Fisher had also become enamored of the randomized clinical trial, a relatively new development in medicine in which innovative procedures were formally compared to older ones. Patients would agree to enter a trial without knowing which treatment they would receive. To Fisher, such trials were a “highly sophisticated methodology” that represented a “major step toward transforming medicine from an art to a science,” as he wrote in his paper The Biological and Clinical Justification for Relegating Radical Breast Operations to the Archives of Surgical History.
Most of Fisher’s fellow breast surgeons wanted no part of this, retaining faith in the radical operation they had learned from their mentors. Some of them even accused Fisher and another renegade surgeon interested in less aggressive operations, George Crile, Jr. of the Cleveland Clinic, of potentially “murdering” the women who would get smaller operations, such as removing only the breast or a portion of the breast—now called a lumpectomy.
Some accused Fisher of potentially “murdering” the women who would get smaller operations.
Yet Fisher and his National Surgical Adjuvant Breast and Bowel Project (NSABP) finally prevailed, beginning to enroll patients in 1971. By the late 1970s it appeared that, as he had suspected, women with early-stage breast cancers did just as well with these more limited operations, often accompanied by radiation and chemotherapy, as women who had radical mastectomies. In 1985, the New England Journal of Medicine published two of Fisher’s studies that definitively proved these earlier findings.
Fisher became a medical hero, and rightfully so. In 1985, he was awarded the prestigious Lasker Award for medical research. Many colleagues thought he deserved the Nobel Prize. But the same self-assured and pugnacious attitude that had helped him triumph over surgical conservatism soon landed him in hot water.
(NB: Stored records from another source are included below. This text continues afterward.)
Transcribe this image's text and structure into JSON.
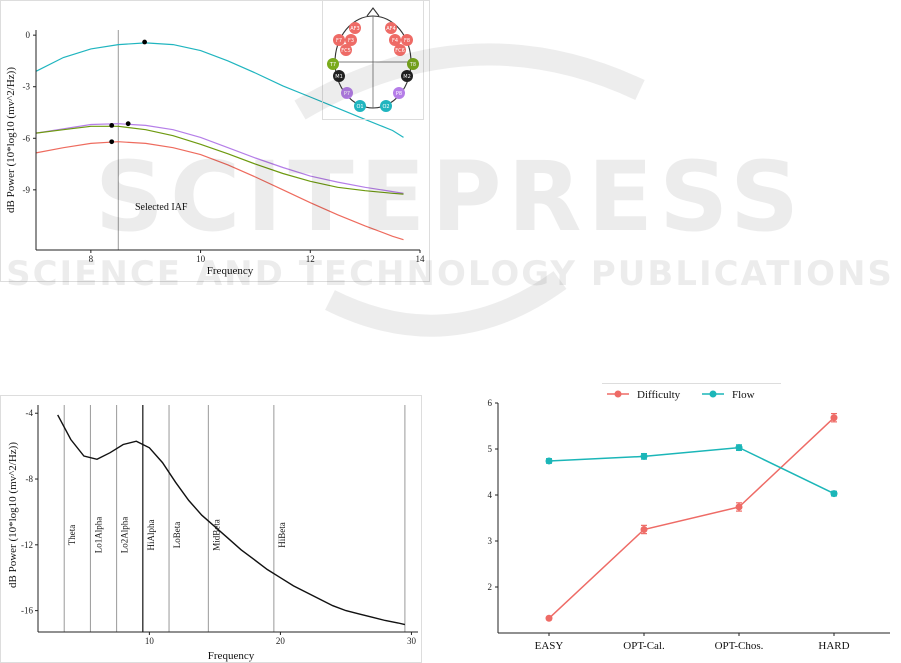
{
  "watermark": {
    "big_text": "SCITEPRESS",
    "small_text": "SCIENCE AND TECHNOLOGY PUBLICATIONS"
  },
  "chart_data": [
    {
      "id": "iaf",
      "type": "line",
      "xlabel": "Frequency",
      "ylabel": "dB Power (10*log10 (mv^2/Hz))",
      "xlim": [
        7,
        14
      ],
      "ylim": [
        -12.5,
        0.3
      ],
      "xticks": [
        8,
        10,
        12,
        14
      ],
      "yticks": [
        0,
        -3,
        -6,
        -9
      ],
      "ytick_labels": [
        "0",
        "-3",
        "-6",
        "-9"
      ],
      "vline": {
        "x": 8.5,
        "label": "Selected IAF"
      },
      "series": [
        {
          "color": "#20b5bf",
          "x": [
            7.0,
            7.5,
            8.0,
            8.5,
            9.0,
            9.5,
            10.0,
            10.5,
            11.0,
            11.5,
            12.0,
            12.5,
            13.0,
            13.5,
            13.7
          ],
          "y": [
            -2.1,
            -1.3,
            -0.8,
            -0.55,
            -0.45,
            -0.55,
            -0.9,
            -1.5,
            -2.2,
            -2.95,
            -3.6,
            -4.25,
            -4.9,
            -5.55,
            -5.95
          ],
          "peak": [
            8.98,
            -0.4
          ]
        },
        {
          "color": "#b57ee8",
          "x": [
            7.0,
            7.5,
            8.0,
            8.5,
            9.0,
            9.5,
            10.0,
            10.5,
            11.0,
            11.5,
            12.0,
            12.5,
            13.0,
            13.5,
            13.7
          ],
          "y": [
            -5.7,
            -5.45,
            -5.2,
            -5.15,
            -5.25,
            -5.5,
            -5.95,
            -6.55,
            -7.15,
            -7.7,
            -8.2,
            -8.55,
            -8.85,
            -9.1,
            -9.2
          ],
          "peak": [
            8.68,
            -5.15
          ]
        },
        {
          "color": "#6e9a10",
          "x": [
            7.0,
            7.5,
            8.0,
            8.5,
            9.0,
            9.5,
            10.0,
            10.5,
            11.0,
            11.5,
            12.0,
            12.5,
            13.0,
            13.5,
            13.7
          ],
          "y": [
            -5.7,
            -5.5,
            -5.3,
            -5.3,
            -5.5,
            -5.85,
            -6.35,
            -6.9,
            -7.5,
            -8.05,
            -8.5,
            -8.85,
            -9.05,
            -9.2,
            -9.25
          ],
          "peak": [
            8.38,
            -5.25
          ]
        },
        {
          "color": "#ee6b5e",
          "x": [
            7.0,
            7.5,
            8.0,
            8.5,
            9.0,
            9.5,
            10.0,
            10.5,
            11.0,
            11.5,
            12.0,
            12.5,
            13.0,
            13.5,
            13.7
          ],
          "y": [
            -6.85,
            -6.55,
            -6.3,
            -6.2,
            -6.3,
            -6.55,
            -6.95,
            -7.55,
            -8.25,
            -9.0,
            -9.75,
            -10.45,
            -11.1,
            -11.7,
            -11.9
          ],
          "peak": [
            8.38,
            -6.2
          ]
        }
      ]
    },
    {
      "id": "spectrum",
      "type": "line",
      "xlabel": "Frequency",
      "ylabel": "dB Power (10*log10 (mv^2/Hz))",
      "xlim": [
        1.5,
        30.5
      ],
      "ylim": [
        -17.3,
        -3.5
      ],
      "xticks": [
        10,
        20,
        30
      ],
      "yticks": [
        -4,
        -8,
        -12,
        -16
      ],
      "series": [
        {
          "color": "#111111",
          "x": [
            3,
            4,
            5,
            6,
            7,
            8,
            9,
            10,
            11,
            12,
            13,
            14,
            15,
            16,
            17,
            18,
            19,
            20,
            21,
            22,
            23,
            24,
            25,
            26,
            27,
            28,
            29,
            29.5
          ],
          "y": [
            -4.1,
            -5.6,
            -6.6,
            -6.8,
            -6.4,
            -5.9,
            -5.7,
            -6.1,
            -7.0,
            -8.2,
            -9.3,
            -10.2,
            -10.9,
            -11.6,
            -12.3,
            -12.9,
            -13.5,
            -14.0,
            -14.5,
            -14.9,
            -15.3,
            -15.7,
            -16.0,
            -16.2,
            -16.4,
            -16.6,
            -16.75,
            -16.85
          ]
        }
      ],
      "bands": [
        {
          "x": 3.5,
          "label": "Theta"
        },
        {
          "x": 5.5,
          "label": "Lo1Alpha"
        },
        {
          "x": 7.5,
          "label": "Lo2Alpha"
        },
        {
          "x": 9.5,
          "label": "HiAlpha"
        },
        {
          "x": 11.5,
          "label": "LoBeta"
        },
        {
          "x": 14.5,
          "label": "MidBeta"
        },
        {
          "x": 19.5,
          "label": "HiBeta"
        },
        {
          "x": 29.5,
          "label": ""
        }
      ]
    },
    {
      "id": "difficulty-flow",
      "type": "line",
      "categories": [
        "EASY",
        "OPT-Cal.",
        "OPT-Chos.",
        "HARD"
      ],
      "ylim": [
        1.0,
        6.0
      ],
      "yticks": [
        2,
        3,
        4,
        5,
        6
      ],
      "legend_position": "top",
      "series": [
        {
          "name": "Difficulty",
          "color": "#ee6b66",
          "values": [
            1.32,
            3.25,
            3.74,
            5.68
          ],
          "err": [
            0.03,
            0.09,
            0.09,
            0.09
          ]
        },
        {
          "name": "Flow",
          "color": "#1bb6b8",
          "values": [
            4.74,
            4.84,
            5.03,
            4.03
          ],
          "err": [
            0.05,
            0.06,
            0.06,
            0.05
          ]
        }
      ]
    }
  ],
  "topomap": {
    "electrodes": [
      {
        "label": "AF3",
        "color": "#ee6b66"
      },
      {
        "label": "AF4",
        "color": "#ee6b66"
      },
      {
        "label": "F7",
        "color": "#ee6b66"
      },
      {
        "label": "F3",
        "color": "#ee6b66"
      },
      {
        "label": "F4",
        "color": "#ee6b66"
      },
      {
        "label": "F8",
        "color": "#ee6b66"
      },
      {
        "label": "FC5",
        "color": "#ee6b66"
      },
      {
        "label": "FC6",
        "color": "#ee6b66"
      },
      {
        "label": "T7",
        "color": "#7aab1c"
      },
      {
        "label": "T8",
        "color": "#7aab1c"
      },
      {
        "label": "M1",
        "color": "#222222"
      },
      {
        "label": "M2",
        "color": "#222222"
      },
      {
        "label": "P7",
        "color": "#b57ee8"
      },
      {
        "label": "P8",
        "color": "#b57ee8"
      },
      {
        "label": "O1",
        "color": "#20b5bf"
      },
      {
        "label": "O2",
        "color": "#20b5bf"
      }
    ]
  }
}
In 1994, the media reported that one of the surgeons who had participated in Fisher’s research had falsified data on 99 cases. Yet neither Fisher nor the National Cancer Institute (NCI), which was in charge of the research, had chosen to go public with this information.
Women, especially those who had undergone less aggressive surgery based on Fisher’s research, were furious, calling the fraud and subsequent secrecy a “shocking breach of trust,” as Sharon Batt put it in her book, Patient No More: The Politics of Breast Cancer. The NCI and the University of Pittsburgh, where Fisher was a professor, removed him as head of the NSABP due to concerns of scientific misconduct.
A lumpectomy was just as good as a mastectomy which was just as good as a radical mastectomy.
How could Fisher have made such a colossal mistake? It turns out that he and his colleagues were already in the process of re-examining the data without the errant 99 cases. Eventually they concluded that nothing had changed: a lumpectomy was just as good as a mastectomy which was just as good as a radical mastectomy. The scientific method, which took into account the possibility of fraudulent data, had validated itself. But Fisher had forgotten the exact lesson he had learned during his years promoting controlled trials: women with breast cancer deserved to know everything the scientists themselves were learning.
In 1997, the federal Office of Research Integrity exonerated Fisher and he was restored as head of the NSABP. The University of Pittsburgh apologized to him. Fisher went on to do other important research, including a study showing that the anti-estrogen pill tamoxifen can lower the rates of breast cancer among high-risk women.
Today, medicine relies almost exclusively on randomized controlled trials and their more sophisticated cousins, meta-analyses, to guide treatment decisions. Bernard Fisher’s story reminds us of the consequences patients faced in a time before such trials were the gold standard.